A recent study found “Emperor penguin body surfaces cool below air temperature.” The authors claim that the penguins’ plumage radiates heat which results in their surface temperature cooling below the ambient air temperature.
Obviously, we need more penguins to radiate excessive heat into space.
Perhaps the increase of the Antarctic’s ice cover in the last few years is the result of the (unexpected) increase in the number of emperor penguins? (You may remember that global warming, pardon me, I mean climate change was supposed to have them nearly wiped out by now). What else can we deduce from this study?
University of Glasgow scientist DJ McCafferty and five coworkers used thermal imaging photography to study the emperor penguins breeding colony of Pointe Geologie, in Terre Adelie, Antarctica, from 4 June to 29 June 2008. The results were recently reported in the journal Biology Letters. Using a thermal imaging camera they measured the body, head, flippers and feet temperatures of penguins from a distance of about 10 m. In a subsequent radio interview with CBC, McCafferty mentioned that they had taken “hundreds of images,” however their published data are for 40 observations on individual penguins only.
For the 40 recordings published, the mean body (trunk) surface, air and ice temperatures were -21.9, -17.6 and -29.1 °C, respectively. Hence the mean air temperature was warmer than the penguins’ body temperature mean by approximately 4 °C.
What may really surprise you though is that these scientists did not bother to actually measure the air temperature at the colony’s location.

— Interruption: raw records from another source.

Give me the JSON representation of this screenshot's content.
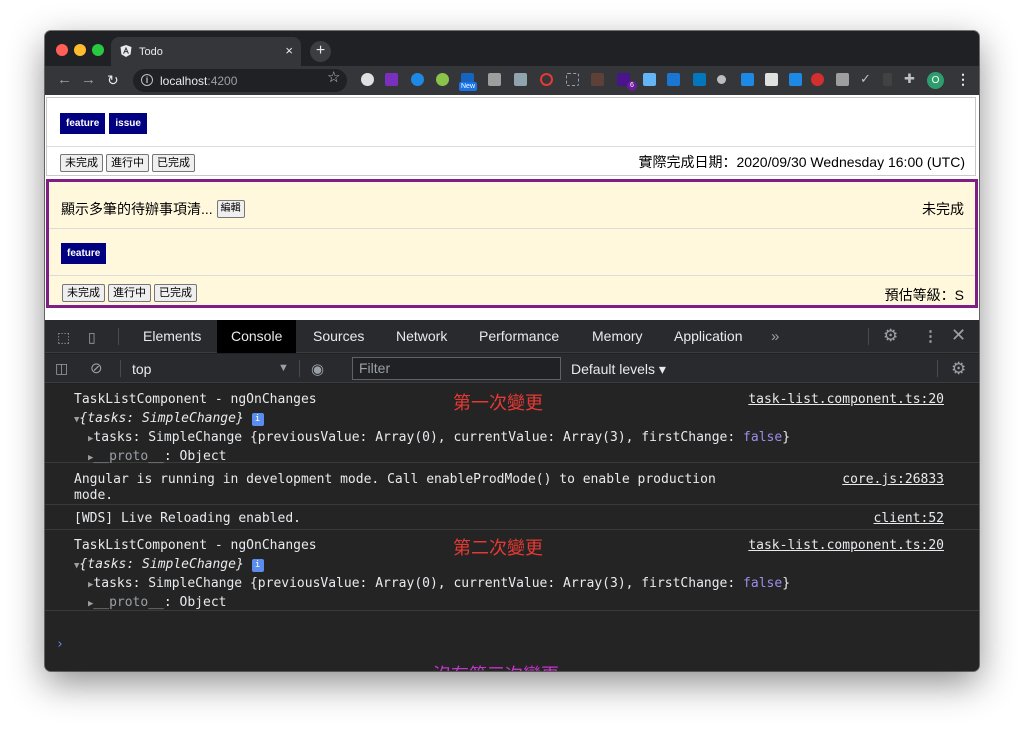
{
  "browser": {
    "tab_title": "Todo",
    "tab_close": "×",
    "new_tab": "+",
    "url_host": "localhost",
    "url_port": ":4200",
    "ext_new_label": "New",
    "ext_badge_count": "6",
    "profile_initial": "O"
  },
  "cards": [
    {
      "tags": [
        "feature",
        "issue"
      ],
      "status_buttons": [
        "未完成",
        "進行中",
        "已完成"
      ],
      "date_text": "實際完成日期：2020/09/30 Wednesday 16:00 (UTC)"
    },
    {
      "title": "顯示多筆的待辦事項清...",
      "edit_label": "編輯",
      "state": "未完成",
      "tags": [
        "feature"
      ],
      "status_buttons": [
        "未完成",
        "進行中",
        "已完成"
      ],
      "estimate_text": "預估等級：S",
      "border_color": "#7f1f86",
      "background": "#fff8dc"
    }
  ],
  "devtools": {
    "tabs": [
      "Elements",
      "Console",
      "Sources",
      "Network",
      "Performance",
      "Memory",
      "Application"
    ],
    "active_tab": "Console",
    "more": "»",
    "context": "top",
    "filter_placeholder": "Filter",
    "levels": "Default levels ▾"
  },
  "console": {
    "messages": [
      {
        "title": "TaskListComponent - ngOnChanges",
        "obj": "{tasks: SimpleChange}",
        "child_key": "tasks",
        "child_value": ": SimpleChange {previousValue: Array(0), currentValue: Array(3), firstChange: ",
        "child_bool": "false",
        "child_end": "}",
        "proto_key": "__proto__",
        "proto_value": ": Object",
        "source": "task-list.component.ts:20"
      },
      {
        "line1": "Angular is running in development mode. Call enableProdMode() to enable production",
        "line2": "mode.",
        "source": "core.js:26833"
      },
      {
        "line1": "[WDS] Live Reloading enabled.",
        "source": "client:52"
      },
      {
        "title": "TaskListComponent - ngOnChanges",
        "obj": "{tasks: SimpleChange}",
        "child_key": "tasks",
        "child_value": ": SimpleChange {previousValue: Array(0), currentValue: Array(3), firstChange: ",
        "child_bool": "false",
        "child_end": "}",
        "proto_key": "__proto__",
        "proto_value": ": Object",
        "source": "task-list.component.ts:20"
      }
    ],
    "annotations": {
      "first": "第一次變更",
      "second": "第二次變更",
      "third": "沒有第三次變更"
    },
    "prompt": "›"
  }
}
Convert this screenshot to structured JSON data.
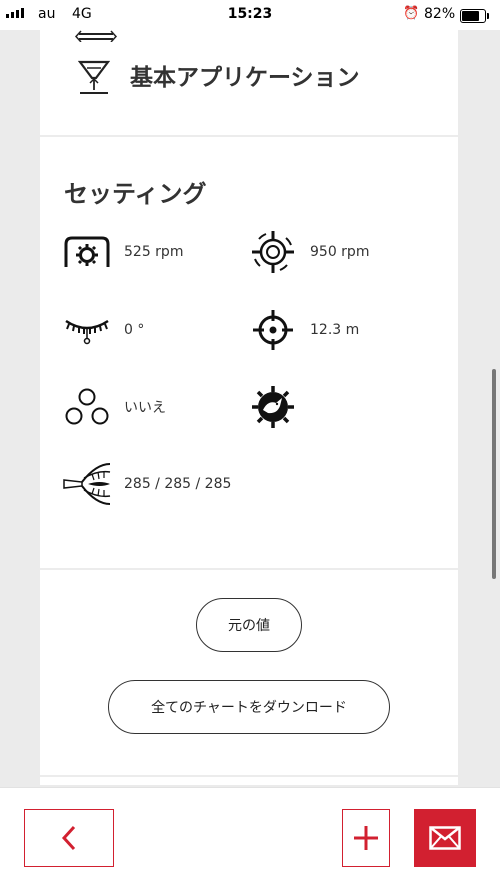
{
  "status_bar": {
    "carrier": "au",
    "network": "4G",
    "time": "15:23",
    "alarm_icon": "alarm-clock-icon",
    "battery": "82%"
  },
  "app": {
    "title": "基本アプリケーション",
    "icon": "fertilizer-spreader-icon"
  },
  "settings": {
    "title": "セッティング",
    "items": [
      {
        "icon": "pto-speed-icon",
        "value": "525 rpm"
      },
      {
        "icon": "disc-speed-icon",
        "value": "950 rpm"
      },
      {
        "icon": "vane-angle-icon",
        "value": "0 °"
      },
      {
        "icon": "target-icon",
        "value": "12.3 m"
      },
      {
        "icon": "granules-icon",
        "value": "いいえ"
      },
      {
        "icon": "bird-deflector-icon",
        "value": ""
      },
      {
        "icon": "spread-pattern-icon",
        "value": "285 / 285 / 285"
      }
    ]
  },
  "buttons": {
    "original_value": "元の値",
    "download_all_charts": "全てのチャートをダウンロード"
  },
  "bottom_bar": {
    "back": "chevron-left-icon",
    "add": "plus-icon",
    "mail": "envelope-icon",
    "accent_color": "#d22030"
  }
}
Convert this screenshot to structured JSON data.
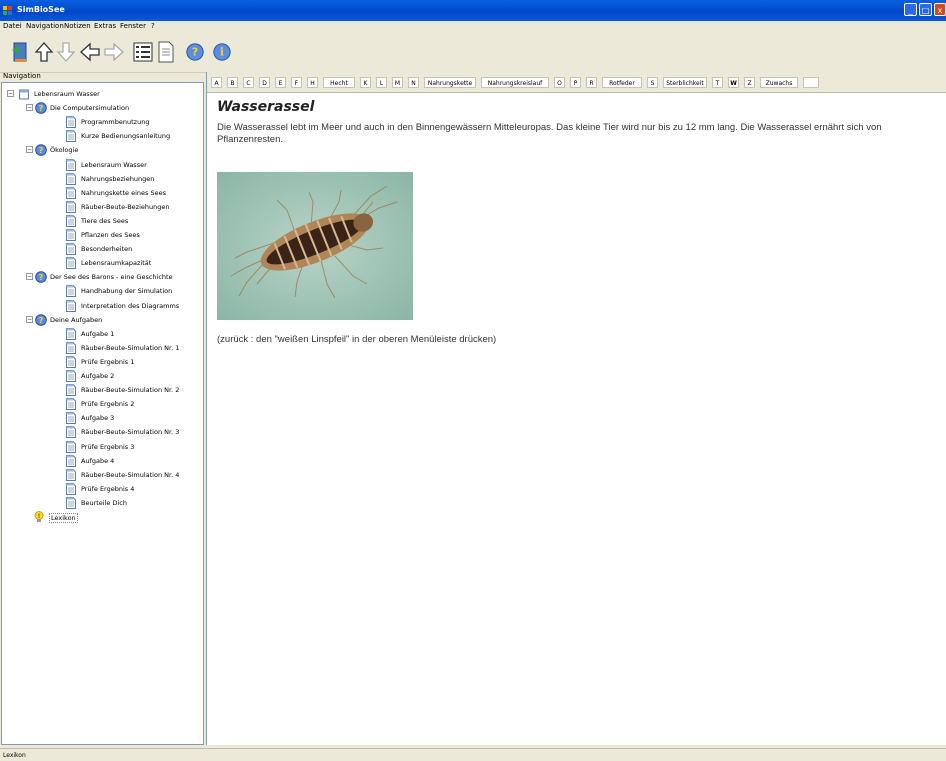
{
  "window": {
    "title": "SimBioSee"
  },
  "menu": [
    "Datei",
    "Navigation",
    "Notizen",
    "Extras",
    "Fenster",
    "?"
  ],
  "toolbar": {
    "icons": [
      "exit-icon",
      "up-arrow-icon",
      "down-arrow-icon",
      "back-arrow-icon",
      "forward-arrow-icon",
      "tree-view-icon",
      "page-icon",
      "help-icon",
      "info-icon"
    ]
  },
  "nav": {
    "header": "Navigation",
    "tree": [
      {
        "label": "Lebensraum Wasser"
      },
      {
        "label": "Die Computersimulation"
      },
      {
        "label": "Programmbenutzung"
      },
      {
        "label": "Kurze Bedienungsanleitung"
      },
      {
        "label": "Ökologie"
      },
      {
        "label": "Lebensraum Wasser"
      },
      {
        "label": "Nahrungsbeziehungen"
      },
      {
        "label": "Nahrungskette eines Sees"
      },
      {
        "label": "Räuber-Beute-Beziehungen"
      },
      {
        "label": "Tiere des Sees"
      },
      {
        "label": "Pflanzen des Sees"
      },
      {
        "label": "Besonderheiten"
      },
      {
        "label": "Lebensraumkapazität"
      },
      {
        "label": "Der See des Barons - eine Geschichte"
      },
      {
        "label": "Handhabung der Simulation"
      },
      {
        "label": "Interpretation des Diagramms"
      },
      {
        "label": "Deine Aufgaben"
      },
      {
        "label": "Aufgabe 1"
      },
      {
        "label": "Räuber-Beute-Simulation Nr. 1"
      },
      {
        "label": "Prüfe Ergebnis 1"
      },
      {
        "label": "Aufgabe 2"
      },
      {
        "label": "Räuber-Beute-Simulation Nr. 2"
      },
      {
        "label": "Prüfe Ergebnis 2"
      },
      {
        "label": "Aufgabe 3"
      },
      {
        "label": "Räuber-Beute-Simulation Nr. 3"
      },
      {
        "label": "Prüfe Ergebnis 3"
      },
      {
        "label": "Aufgabe 4"
      },
      {
        "label": "Räuber-Beute-Simulation Nr. 4"
      },
      {
        "label": "Prüfe Ergebnis 4"
      },
      {
        "label": "Beurteile Dich"
      },
      {
        "label": "Lexikon"
      }
    ]
  },
  "alphabet": [
    "A",
    "B",
    "C",
    "D",
    "E",
    "F",
    "H",
    "Hecht",
    "K",
    "L",
    "M",
    "N",
    "Nahrungskette",
    "Nahrungskreislauf",
    "O",
    "P",
    "R",
    "Rotfeder",
    "S",
    "Sterblichkeit",
    "T",
    "W",
    "Z",
    "Zuwachs",
    ""
  ],
  "article": {
    "title": "Wasserassel",
    "body": "Die Wasserassel lebt im Meer und auch in den Binnengewässern Mitteleuropas. Das kleine Tier wird nur bis zu 12 mm lang. Die Wasserassel ernährt sich von Pflanzenresten.",
    "back_note": "(zurück : den \"weißen Linspfeil\" in der oberen Menüleiste drücken)"
  },
  "status": {
    "text": "Lexikon"
  }
}
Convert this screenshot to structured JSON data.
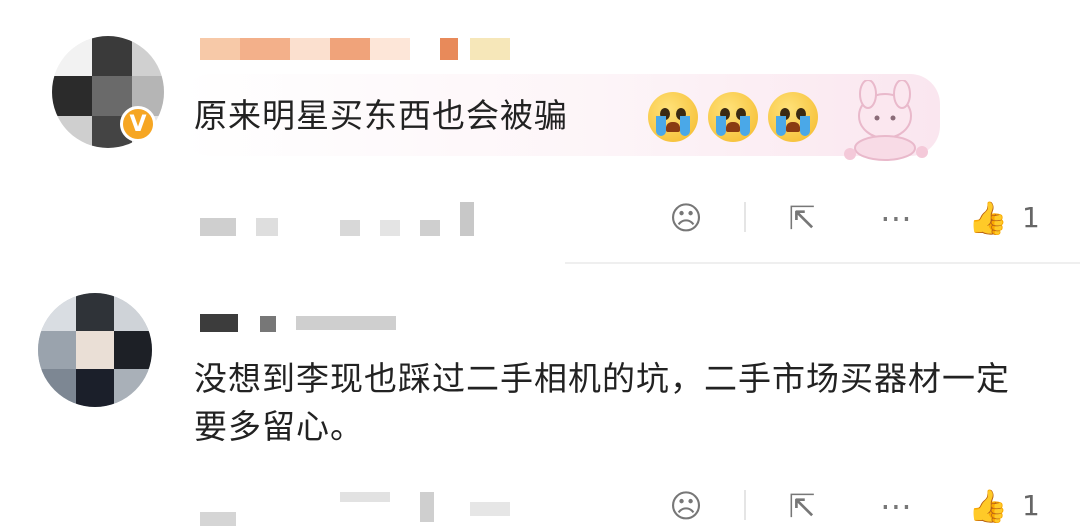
{
  "comments": [
    {
      "text": "原来明星买东西也会被骗",
      "verified_badge": "V",
      "emoji_icons": [
        "crying-face-icon",
        "crying-face-icon",
        "crying-face-icon"
      ],
      "sticker_icon": "my-melody-sticker-icon",
      "actions": {
        "dislike_icon": "☹",
        "share_icon": "⇱",
        "comment_icon": "⋯",
        "like_icon": "👍",
        "like_count": "1"
      }
    },
    {
      "text": "没想到李现也踩过二手相机的坑，二手市场买器材一定要多留心。",
      "actions": {
        "dislike_icon": "☹",
        "share_icon": "⇱",
        "comment_icon": "⋯",
        "like_icon": "👍",
        "like_count": "1"
      }
    }
  ],
  "colors": {
    "verified_badge": "#f6a623",
    "text": "#222222",
    "icon": "#777777"
  }
}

They used temperature recordings at the Dumont d’Urville research station (66° 39’ 45’’ S, 140° 00’ 05’’E), a distance of approximately 2 km away and a formula to calculate from those records the air temperature at the penguins.
“The penguins’ most outer surfaces of the body were colder than surrounding sub-zero air owing to radiative cooling. In these conditions, the feather surface will paradoxically gain heat by convection from surrounding air.” The laws of physics, of course, dictate the corollary, namely that the penguins’ surface cools the air.
Either the world needs more penguins to cool the global warming (hysteria) or scientists who – with the same thermal imaging setup – actually measure the air temperature close to the penguins as well.
Or maybe the world needs fewer scientists spending their time measuring things of little or no merit.